While auto-enrollment and auto-escalate features have been effective in getting people to save, Goerner calls that just “part of the playbook in the retirement savings game.” He stresses that plan sponsors need have their own education and communication programs for participants and not just rely on programs teed up by plan recordkeepers and providers.
“We quarterback the design of custom education programs in conjunction with the plan provider and measure results each year,” Goerner says of RBC’s advisory practice. “This way, we can begin to see measurable improvements.”
Advisers can also play a role in showing plan sponsors the long-term benefit of investing in education and communication for employees.
Stout of OneDigital says her team hosts a “retirement journey” series for participants that gets thousands of attendees to think about their retirement.
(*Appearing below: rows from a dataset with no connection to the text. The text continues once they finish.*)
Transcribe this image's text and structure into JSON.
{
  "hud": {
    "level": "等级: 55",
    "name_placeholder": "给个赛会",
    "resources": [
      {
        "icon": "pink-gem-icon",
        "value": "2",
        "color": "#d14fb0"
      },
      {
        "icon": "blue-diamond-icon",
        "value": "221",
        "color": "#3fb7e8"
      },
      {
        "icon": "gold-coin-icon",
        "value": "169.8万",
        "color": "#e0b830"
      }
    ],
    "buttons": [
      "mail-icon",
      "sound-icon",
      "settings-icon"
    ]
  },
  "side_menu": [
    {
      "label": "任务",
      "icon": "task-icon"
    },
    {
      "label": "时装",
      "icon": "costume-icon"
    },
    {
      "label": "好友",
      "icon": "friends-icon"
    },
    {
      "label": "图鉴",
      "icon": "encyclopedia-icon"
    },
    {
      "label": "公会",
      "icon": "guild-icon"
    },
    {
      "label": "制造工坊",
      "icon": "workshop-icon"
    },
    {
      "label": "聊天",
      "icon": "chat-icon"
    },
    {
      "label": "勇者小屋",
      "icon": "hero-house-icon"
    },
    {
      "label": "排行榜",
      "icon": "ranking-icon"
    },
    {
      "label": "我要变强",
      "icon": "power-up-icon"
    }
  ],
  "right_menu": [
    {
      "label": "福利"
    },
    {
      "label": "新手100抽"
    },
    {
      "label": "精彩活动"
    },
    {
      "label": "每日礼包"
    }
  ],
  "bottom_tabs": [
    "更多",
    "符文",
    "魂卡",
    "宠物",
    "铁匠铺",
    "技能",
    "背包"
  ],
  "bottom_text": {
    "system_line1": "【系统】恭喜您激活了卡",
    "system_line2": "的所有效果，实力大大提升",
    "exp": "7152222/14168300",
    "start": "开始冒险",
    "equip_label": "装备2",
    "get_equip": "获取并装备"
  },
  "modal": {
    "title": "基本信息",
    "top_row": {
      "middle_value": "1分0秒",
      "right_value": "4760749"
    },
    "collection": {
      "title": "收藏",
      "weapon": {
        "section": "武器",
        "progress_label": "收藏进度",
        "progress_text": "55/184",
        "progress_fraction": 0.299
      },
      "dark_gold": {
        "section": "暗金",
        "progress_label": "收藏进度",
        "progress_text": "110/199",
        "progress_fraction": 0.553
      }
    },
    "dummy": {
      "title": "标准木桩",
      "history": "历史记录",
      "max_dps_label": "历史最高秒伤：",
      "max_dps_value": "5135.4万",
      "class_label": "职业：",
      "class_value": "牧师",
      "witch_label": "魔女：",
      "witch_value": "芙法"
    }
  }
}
Those series focus in part on budgeting, she says.
“While it’s not the most exciting topic, it’s crucial for ensuring financial security in retirement,” Stout says. “Additionally, we provide education to pre-retirees on the emotional aspects of retirement—a topic that doesn’t get nearly enough attention, but it’s one of my favorite areas to cover.”
New Retirement Reality
“While ‘crisis’ may be a sensational term, there are certainly valid concerns surrounding the concept of ‘traditional retirement’ as we know it,” says Craig Stanley, a financial adviser and the lead partner for retirement plan consulting in Summit Group 401(k) Consulting, an Alera Group company.
Stanley points to the “changing nature of retirement itself” due to people expected to live well past the traditional retirement age of 65. This longevity may mean people need to consider ‘hybrid’ retirement, in which they take on reduced work schedules instead of full retirement.
“While this shift can be challenging to embrace, it’s something we discuss with employees during one-on-one sessions to help them broaden their view of what a happy, healthy retirement could look like,” he says. “Ultimately, the biggest challenge ahead might not be financial, but cultural: society’s willingness to accept a new, more flexible definition of retirement that aligns with modern realities.”
He also speaks with clients about the potential “uncertain future” of full Social Security payments being counted upon as part of their retirement income planning.
“With the projected insolvency date of 2033 fast approaching, it’s important to prepare employees for the possibility that Social Security may not be as dependable as it once was,” he says. “Encouraging individuals to plan conservatively by setting realistic savings targets, without heavily relying on Social Security, is crucial.”
Goerner of RBC says plan advisers must also be tuned into the future of retirement planning and education in order to take advantage of innovations and developments as they arise.
“Retirement income and managed account solutions are important areas of discussion that advisers must be well versed in, as they will most likely be the next frontier in improving participant outcomes,” he says.